Sacco and Vanzetti, the Rosenbergs, and Aileen Wuornos. A witch, a pirate, a slave who poisoned her master. A serial killer, a Quaker, a case of mistaken identity. The earliest to be electrocuted, gassed, and lethally injected; the last to be publicly hanged. In her first book, Habeas Corpus, acclaimed poet Jill McDonough gives us fifty sonnets, each about a legal execution in American history. From four hundred years of documentation she conjures – and honors – a chorus of the dead. The sonnets, headed meticulously by name, date, and place, are poignant with the factual, with words and actions reported by eyewitnesses and spoken by the condemned – so limpidly framed that at moments one forgets the skill that tautens and crystallizes all this into authentic poetry:
The warehouse was dingy, cluttered with lumber:
thirteen steps, noose, black mask. No hymn, no psalm.
He spat out his gum in the chaplain’s outstretched palm.
Habeas Corpus: you have the body.
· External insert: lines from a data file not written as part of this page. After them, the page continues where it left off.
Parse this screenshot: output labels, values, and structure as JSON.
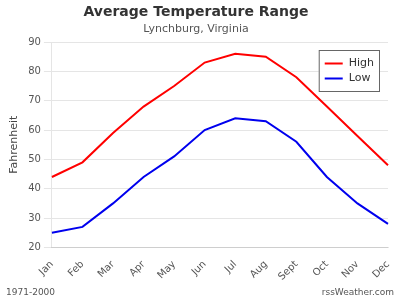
{
  "chart_data": {
    "type": "line",
    "title": "Average Temperature Range",
    "subtitle": "Lynchburg, Virginia",
    "y_label": "Fahrenheit",
    "categories": [
      "Jan",
      "Feb",
      "Mar",
      "Apr",
      "May",
      "Jun",
      "Jul",
      "Aug",
      "Sept",
      "Oct",
      "Nov",
      "Dec"
    ],
    "series": [
      {
        "name": "High",
        "color": "#ff0000",
        "values": [
          44,
          49,
          59,
          68,
          75,
          83,
          86,
          85,
          78,
          68,
          58,
          48
        ]
      },
      {
        "name": "Low",
        "color": "#0000ee",
        "values": [
          25,
          27,
          35,
          44,
          51,
          60,
          64,
          63,
          56,
          44,
          35,
          28
        ]
      }
    ],
    "ylim": [
      20,
      90
    ],
    "yticks": [
      20,
      30,
      40,
      50,
      60,
      70,
      80,
      90
    ],
    "grid": true,
    "legend": "upper right",
    "annotations": [
      "1971-2000",
      "rssWeather.com"
    ]
  }
}
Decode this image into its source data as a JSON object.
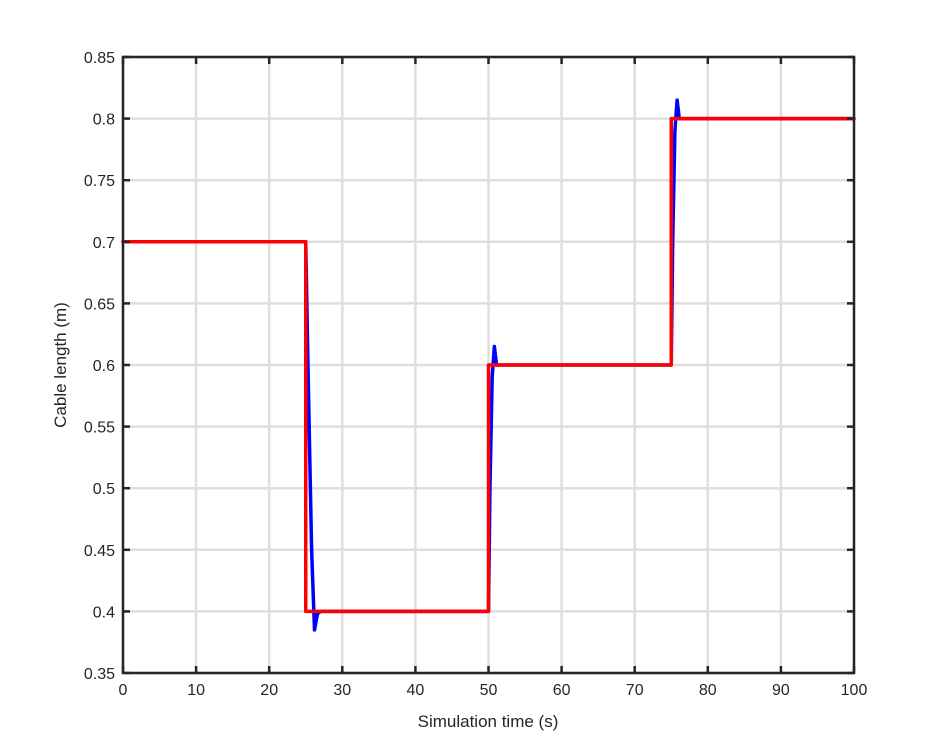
{
  "chart_data": {
    "type": "line",
    "title": "",
    "xlabel": "Simulation time (s)",
    "ylabel": "Cable length (m)",
    "xlim": [
      0,
      100
    ],
    "ylim": [
      0.35,
      0.85
    ],
    "xticks": [
      0,
      10,
      20,
      30,
      40,
      50,
      60,
      70,
      80,
      90,
      100
    ],
    "yticks": [
      0.35,
      0.4,
      0.45,
      0.5,
      0.55,
      0.6,
      0.65,
      0.7,
      0.75,
      0.8,
      0.85
    ],
    "xtick_labels": [
      "0",
      "10",
      "20",
      "30",
      "40",
      "50",
      "60",
      "70",
      "80",
      "90",
      "100"
    ],
    "ytick_labels": [
      "0.35",
      "0.4",
      "0.45",
      "0.5",
      "0.55",
      "0.6",
      "0.65",
      "0.7",
      "0.75",
      "0.8",
      "0.85"
    ],
    "grid": true,
    "legend": "none",
    "series": [
      {
        "color": "#0000ff",
        "x": [
          0,
          25,
          25.3,
          25.8,
          26.2,
          26.6,
          27,
          50,
          50.2,
          50.5,
          50.8,
          51.1,
          51.5,
          75,
          75.2,
          75.5,
          75.8,
          76.1,
          76.5,
          100
        ],
        "y": [
          0.7,
          0.7,
          0.6,
          0.45,
          0.385,
          0.398,
          0.4,
          0.4,
          0.5,
          0.59,
          0.615,
          0.6,
          0.6,
          0.6,
          0.7,
          0.79,
          0.815,
          0.8,
          0.8,
          0.8
        ]
      },
      {
        "color": "#ff0000",
        "x": [
          0,
          25,
          25,
          50,
          50,
          75,
          75,
          100
        ],
        "y": [
          0.7,
          0.7,
          0.4,
          0.4,
          0.6,
          0.6,
          0.8,
          0.8
        ]
      }
    ]
  }
}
With a rare control of indignation by sorrow, of subjectivity by the subject’s own truth, McDonough’s unsparing sonnets reveal the enormity that is the death penalty in America: “a ladder, a hanging tree” for Mary Dyer, “an odor he'd/described in print as peach blossoms, sickening-sweet” for Caryl Chessman, “a hood, their/target, then bang, bang, bang, three noises, quick” for Gary Gilmore, “Two needles in his arm,/blood splatters on the sheet” for Charles Brooks. Taking the words of fifty out of the nearly 20,000 men and women executed since 1608, she reflects them back to us in works of self-effacing artistry. Resurrected from their obscurity these individuals speak our secret history.
Author Biography:
Pushcart prize winner Jill McDonough’s first book of poems, Habeas Corpus, was published by Salt in 2008. The recipient of fellowships from the National Endowment for the Arts, the Fine Arts Work Center, the New York Public Library, the Library of Congress, and Stanford’s Stegner program, she taught incarcerated college students through Boston University’s Prison Education Program for thirteen years. Her work appears in Slate, The Nation, The Threepenny Review, and Best American Poetry 2011. She teaches poetry at the University of Massachusetts Boston and directs 24PearlStreet, the online writing program at the Fine Arts Work Center.